Le acaricio la cara y me compadezco de él, como hago siempre que se disculpa después de pegarme.

– Te lo juro.

Tira de mi brazo en lo que interpreto como un intento de atraerme hacia él, pero algo pasa. Me resbalo en el hielo, me suelto de su mano, y entonces el tiempo se detiene y siento cada escalón primero en mi trasero, luego en la espalda, y después justo en el estómago. Uno, dos, tres, cuatro, cinco, seis, siete, ocho. Me doy contra los ocho escalones y aterrizo en el afilado hielo. ¿Me ha empujado? ¿O me he resbalado? No lo sé.

No puedo moverme. El dolor de espalda es demasiado intenso. Me cae sangre de la cabeza en los ojos, y tengo la boca llena de un líquido caliente y salado. Sangre. Espero que se haya terminado, pero no. Me sigue, chillando histérico. Quiero decirle que tenga cuidado con los escalones, pero no puedo hablar.

– ¿Qué te pasa? -grita-. ¿Qué haces cayéndote por las escaleras en tu estado? Es mejor que no me mientas. ¿Es así como cubres tus mentiras? ¿Cayéndote por las escaleras?

El dolor en mi útero despierta al instante. Siento un estallido, el mismo que cuando se rompe aguas y empiezan las contracciones. Sólo que esta vez llega con seis meses de adelanto, y el dolor se extiende por todo el cuerpo. Estoy paralizada por el miedo, o por las heridas. No lo sé. Se arrodilla a mi lado, y cuando no me muevo o hablo, me pellizca con fuerza las mejillas.

– Levántate -me pincha.
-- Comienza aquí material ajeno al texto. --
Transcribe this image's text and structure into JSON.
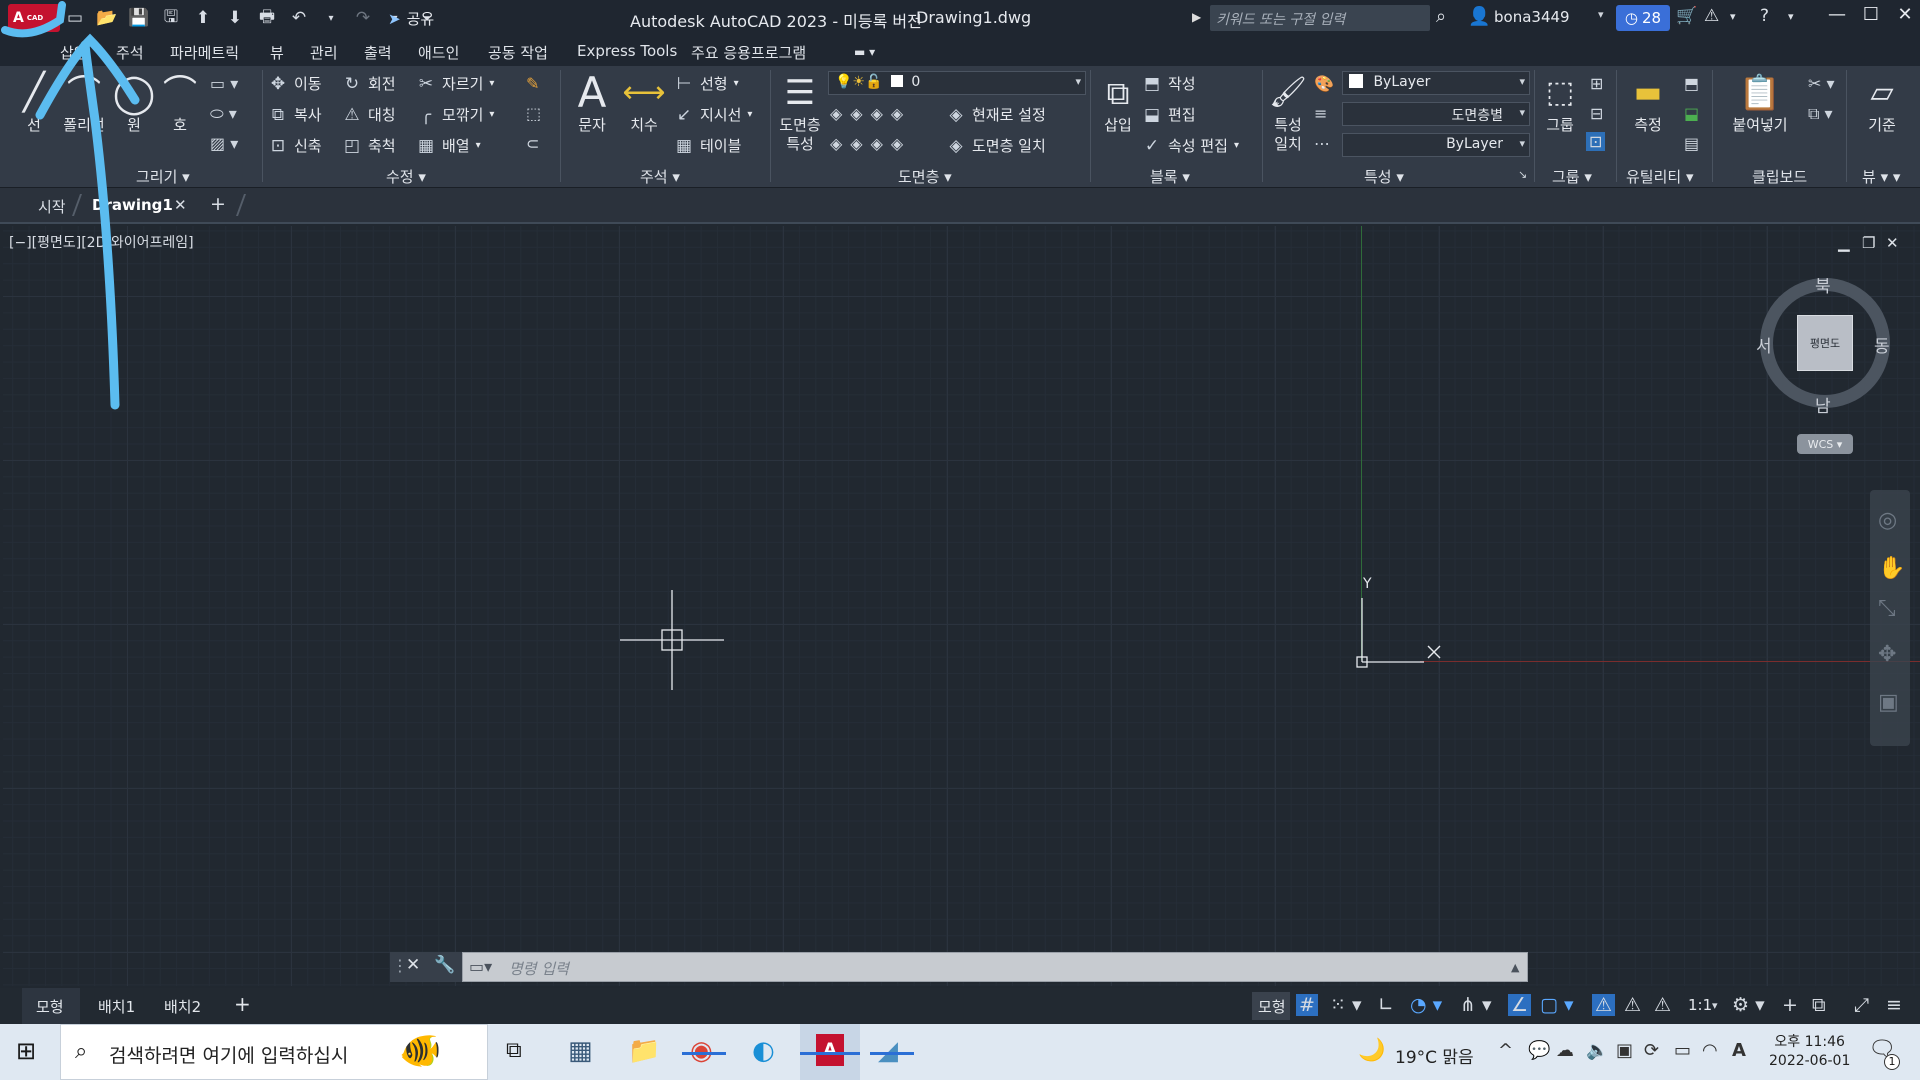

Ha perdido la razón. Me abofetea de nuevo-. No es momento de jugar conmigo. Levántate. Si de verdad estás embarazada, levántate.

Y hace algo inconcebible: me patea una y otra vez, en el costado, y siento la sangre manar a borbotones. Mi bebé.

– Por favor, Roberto, por el amor de Dios -lloro por dentro-. Para, por favor.

Me vuelve a patear, en la cabeza. Oigo mi cara crujir. En un estallido de color rojo y estrellas veo a Vilma bajar corriendo los escalones y saltar sobre él por detrás con un reluciente cuchillo de cocina en la mano.

Está gritando:

– ¡La has matado, hijo de puta, esta vez la has matado!

Veo sus hinchadas piernas con medias hasta la rodilla volar por el aire cuando la levanta y oigo el golpe de su cuerpo cayendo junto a mí. Oigo el cuchillo caer sobre el hielo.

Es lo último que recuerdo.

En el número del 24 de marzo del Boston Journal aparece un estudio sobre salud mental que demuestra que las personas con más éxito de nuestra sociedad son las que mejor mienten. Cuanto mejor se miente, según el estudio, más lejos se llega en la vida profesional y en la personal. Tengo que reconocerlo: miento mucho. ¿Tú no? El jefe te pregunta cómo estás y le respondes que bien. Un amigo con un corte de pelo horrible te pregunta qué te parece y le dices que le queda fenomenal. Cuanto más nos importa alguien, parece, más dispuestos estamos a mentirle. ¿Es extraño entonces que la gente siempre se decepcione en cuestiones de amor? Hemos aprendido a confiar en los mentirosos.